Si descrivono i crimini, si elencano fatti e ipotesi, ma si evitano i giudizi etici sulla totalità sociale ed economica che ha partorito mostri e mostruosità. Si tratta di una operazione di conservazione del sistema, poiché il crimine è analizzato in astratto. Dopo le lunghe discussioni mediatiche i crimini si ripresentano e lo spettacolo continua il suo ciclo. In questo clima dominato dalla normalità-banalità del male, alla fine resta  solo la solitudine di coloro che assistono allo spettacolo truculento, si convincono che la natura umana è un legno storto e in tal modo modo non possono che aumentare le  paure e  le disperazioni, le quali sono spesso le cause non pensate dei casi di cronaca, a cui ci stiamo abituando. Lo scopo finale del giornalismo-spettacolo è portare via la speranza con l’infinito spettacolo dei crimini. Nella caverna della contemporaneità scorrono sulla parete le immagini dell’orrore, le nuove catene sono intessute di paure, le quali inibiscono la prassi e il pensiero.

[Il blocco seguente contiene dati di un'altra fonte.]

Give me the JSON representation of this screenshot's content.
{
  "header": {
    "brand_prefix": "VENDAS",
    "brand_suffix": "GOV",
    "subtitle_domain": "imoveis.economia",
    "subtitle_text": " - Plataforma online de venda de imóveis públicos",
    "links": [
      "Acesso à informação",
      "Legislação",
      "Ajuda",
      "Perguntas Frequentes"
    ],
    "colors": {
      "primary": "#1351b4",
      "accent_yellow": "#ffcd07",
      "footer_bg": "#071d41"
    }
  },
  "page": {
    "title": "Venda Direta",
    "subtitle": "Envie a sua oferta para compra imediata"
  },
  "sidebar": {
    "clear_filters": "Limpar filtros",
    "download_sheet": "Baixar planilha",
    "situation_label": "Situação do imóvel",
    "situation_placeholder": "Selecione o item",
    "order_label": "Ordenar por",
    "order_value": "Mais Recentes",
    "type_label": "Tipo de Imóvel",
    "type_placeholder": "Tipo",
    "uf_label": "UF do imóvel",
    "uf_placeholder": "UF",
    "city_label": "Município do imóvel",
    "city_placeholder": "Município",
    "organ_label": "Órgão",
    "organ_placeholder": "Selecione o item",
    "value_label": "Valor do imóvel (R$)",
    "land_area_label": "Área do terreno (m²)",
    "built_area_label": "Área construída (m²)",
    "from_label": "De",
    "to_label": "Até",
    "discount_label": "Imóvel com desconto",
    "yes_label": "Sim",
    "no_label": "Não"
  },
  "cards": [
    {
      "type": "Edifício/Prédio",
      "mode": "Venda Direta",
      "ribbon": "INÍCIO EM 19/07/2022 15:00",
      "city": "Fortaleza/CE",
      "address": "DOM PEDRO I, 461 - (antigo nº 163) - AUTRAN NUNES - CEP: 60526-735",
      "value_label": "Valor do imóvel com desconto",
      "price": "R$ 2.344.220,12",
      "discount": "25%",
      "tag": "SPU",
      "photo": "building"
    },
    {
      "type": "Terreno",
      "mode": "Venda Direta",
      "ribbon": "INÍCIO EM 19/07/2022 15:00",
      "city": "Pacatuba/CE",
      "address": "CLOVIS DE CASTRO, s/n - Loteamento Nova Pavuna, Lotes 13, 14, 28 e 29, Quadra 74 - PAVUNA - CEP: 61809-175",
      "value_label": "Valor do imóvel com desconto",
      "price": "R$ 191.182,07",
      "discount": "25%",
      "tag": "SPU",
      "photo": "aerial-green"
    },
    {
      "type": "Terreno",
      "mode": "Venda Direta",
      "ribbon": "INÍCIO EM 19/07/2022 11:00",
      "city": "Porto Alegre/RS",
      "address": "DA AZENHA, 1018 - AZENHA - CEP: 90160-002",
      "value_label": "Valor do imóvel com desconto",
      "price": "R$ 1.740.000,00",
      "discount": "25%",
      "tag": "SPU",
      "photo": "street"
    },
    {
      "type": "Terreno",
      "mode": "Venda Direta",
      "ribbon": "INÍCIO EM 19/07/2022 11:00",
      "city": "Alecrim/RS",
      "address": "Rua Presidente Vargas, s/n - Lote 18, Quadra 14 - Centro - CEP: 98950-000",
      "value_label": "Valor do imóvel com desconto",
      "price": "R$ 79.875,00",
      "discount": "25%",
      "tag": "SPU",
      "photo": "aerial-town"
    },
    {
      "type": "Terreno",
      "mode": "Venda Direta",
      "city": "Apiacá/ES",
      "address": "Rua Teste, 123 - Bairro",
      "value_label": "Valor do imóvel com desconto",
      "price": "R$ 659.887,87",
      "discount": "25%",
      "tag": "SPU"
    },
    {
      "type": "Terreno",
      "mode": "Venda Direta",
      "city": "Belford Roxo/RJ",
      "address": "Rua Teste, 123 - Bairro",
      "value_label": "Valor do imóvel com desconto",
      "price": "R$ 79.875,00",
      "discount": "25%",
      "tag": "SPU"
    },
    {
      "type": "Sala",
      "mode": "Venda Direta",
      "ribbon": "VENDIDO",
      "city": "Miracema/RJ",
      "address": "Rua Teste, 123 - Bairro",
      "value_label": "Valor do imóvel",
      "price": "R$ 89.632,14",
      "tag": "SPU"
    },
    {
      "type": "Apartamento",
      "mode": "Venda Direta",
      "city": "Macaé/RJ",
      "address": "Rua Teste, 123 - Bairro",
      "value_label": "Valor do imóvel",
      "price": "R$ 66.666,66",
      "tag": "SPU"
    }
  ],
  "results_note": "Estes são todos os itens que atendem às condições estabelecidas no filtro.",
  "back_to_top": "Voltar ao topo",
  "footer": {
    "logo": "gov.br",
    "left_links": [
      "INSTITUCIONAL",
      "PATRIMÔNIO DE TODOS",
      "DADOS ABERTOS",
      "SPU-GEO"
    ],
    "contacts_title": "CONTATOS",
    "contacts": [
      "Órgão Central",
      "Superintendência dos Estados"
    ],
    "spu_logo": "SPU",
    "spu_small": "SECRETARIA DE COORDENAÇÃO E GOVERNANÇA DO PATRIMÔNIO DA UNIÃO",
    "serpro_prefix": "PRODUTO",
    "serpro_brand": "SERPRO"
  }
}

La notorietà che un certo genere di crimini comporta potrebbe, inoltre, spingere menti patologiche e predisposte al crimine all’assalto finale.

La politica dal basso tace. Questo è il dramma, bisogna riscrivere con la socialità una nuova progettualità economica e culturale. Senza questo passaggio impegnativo rischiamo di restare nella palude della violenza e dell’irrazionale. Tutti siamo chiamati ad emanciparci dalle dipendenze che generano l’infelicità assassina.